An endpoint is a URL an API exposes for a particular purpose. One endpoint generates text, another creates an image, another fetches billing. The URL path (/v1/messages) tells the server what you're trying to do.

Gemini

Gemini is Google's AI chatbot and underlying model family. Lives at gemini.google.com and is also baked into Workspace (Gmail, Docs, Sheets). Good at web-connected tasks thanks to Google Search integration.

OpenAI

OpenAI is the San Francisco company that makes ChatGPT and the GPT series of models (GPT-4, GPT-5, etc). They sell both the consumer chatbot and an API for developers.

regex

also: regular expression, regular expressions

Regex (regular expressions) is a tiny language for matching patterns inside text.
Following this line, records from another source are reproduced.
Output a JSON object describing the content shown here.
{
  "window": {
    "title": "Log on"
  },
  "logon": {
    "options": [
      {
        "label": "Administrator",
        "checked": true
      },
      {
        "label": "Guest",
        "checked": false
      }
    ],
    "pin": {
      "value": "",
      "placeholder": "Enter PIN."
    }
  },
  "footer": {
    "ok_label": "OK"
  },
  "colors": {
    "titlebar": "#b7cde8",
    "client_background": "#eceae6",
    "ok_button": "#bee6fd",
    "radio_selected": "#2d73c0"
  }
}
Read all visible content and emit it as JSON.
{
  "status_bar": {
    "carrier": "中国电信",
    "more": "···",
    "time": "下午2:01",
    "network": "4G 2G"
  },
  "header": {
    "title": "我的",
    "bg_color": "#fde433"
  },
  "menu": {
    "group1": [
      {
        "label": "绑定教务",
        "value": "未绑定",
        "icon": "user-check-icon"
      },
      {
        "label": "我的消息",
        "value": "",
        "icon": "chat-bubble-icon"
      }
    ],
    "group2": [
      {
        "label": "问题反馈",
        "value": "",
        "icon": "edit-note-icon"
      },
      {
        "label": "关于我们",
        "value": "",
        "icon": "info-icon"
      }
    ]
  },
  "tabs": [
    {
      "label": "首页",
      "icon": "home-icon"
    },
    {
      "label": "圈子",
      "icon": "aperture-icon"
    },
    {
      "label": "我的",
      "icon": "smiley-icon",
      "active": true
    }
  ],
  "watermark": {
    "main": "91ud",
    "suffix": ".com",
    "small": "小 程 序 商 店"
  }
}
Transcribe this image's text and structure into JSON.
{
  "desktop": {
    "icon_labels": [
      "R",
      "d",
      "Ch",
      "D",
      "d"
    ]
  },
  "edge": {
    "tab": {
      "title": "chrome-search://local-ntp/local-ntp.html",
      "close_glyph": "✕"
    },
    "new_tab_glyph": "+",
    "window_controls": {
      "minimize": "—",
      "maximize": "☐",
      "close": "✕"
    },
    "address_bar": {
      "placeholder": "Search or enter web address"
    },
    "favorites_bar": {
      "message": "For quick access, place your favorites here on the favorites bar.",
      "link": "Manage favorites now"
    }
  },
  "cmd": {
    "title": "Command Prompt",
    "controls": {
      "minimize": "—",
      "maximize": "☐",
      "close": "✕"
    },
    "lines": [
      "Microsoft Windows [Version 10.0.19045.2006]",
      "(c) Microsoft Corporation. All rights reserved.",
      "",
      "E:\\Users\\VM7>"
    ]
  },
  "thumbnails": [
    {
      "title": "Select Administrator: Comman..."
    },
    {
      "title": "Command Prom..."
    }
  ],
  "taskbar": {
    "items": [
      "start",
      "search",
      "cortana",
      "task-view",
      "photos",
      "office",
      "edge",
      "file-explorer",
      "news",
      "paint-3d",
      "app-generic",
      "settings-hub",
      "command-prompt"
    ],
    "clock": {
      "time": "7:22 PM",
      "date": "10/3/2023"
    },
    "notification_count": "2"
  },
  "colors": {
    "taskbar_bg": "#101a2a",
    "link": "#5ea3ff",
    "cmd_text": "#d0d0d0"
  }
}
You rarely need to write one — AI is extremely good at it. "Give me a regex that finds US phone numbers" is a good prompt and a big time-saver.

SDK

also: SDKs

An SDK (Software Development Kit) wraps an API in ready-made functions for a specific language — Python, JavaScript, etc. Instead of hand-crafting HTTP requests, you import a library and call openai.chat.completions.create(...). Less code, fewer bugs.

streaming

also: streamed, stream

Streaming is why ChatGPT appears to "type" at you. The answer is generated and sent token by token, which feels faster and lets you interrupt early if you can already see it's going wrong.

webhook

also: webhooks

A webhook is a "call me when something happens" hook. You give Stripe your URL; when a payment succeeds, Stripe sends a little message to your URL. Webhooks are how automations trigger immediately instead of polling.

Operations

cache

also: caching, cached

A cache saves the result of an expensive operation so the next identical request returns instantly. For AI, prompt caching lets you reuse a long system prompt across many calls at a big discount.

latency

Latency is response time. For interactive chat, sub-second feels instant; 3+ seconds feels slow. Big models are more accurate but slower — tradeoff you tune based on whether users are watching or not.

rate limit

also: rate limits, rate-limited, rate limiting

Rate limits are per-minute or per-day caps services use to protect themselves. You'll see 429 errors when you trip one. Raise them by upgrading your plan or by slowing down / batching your calls.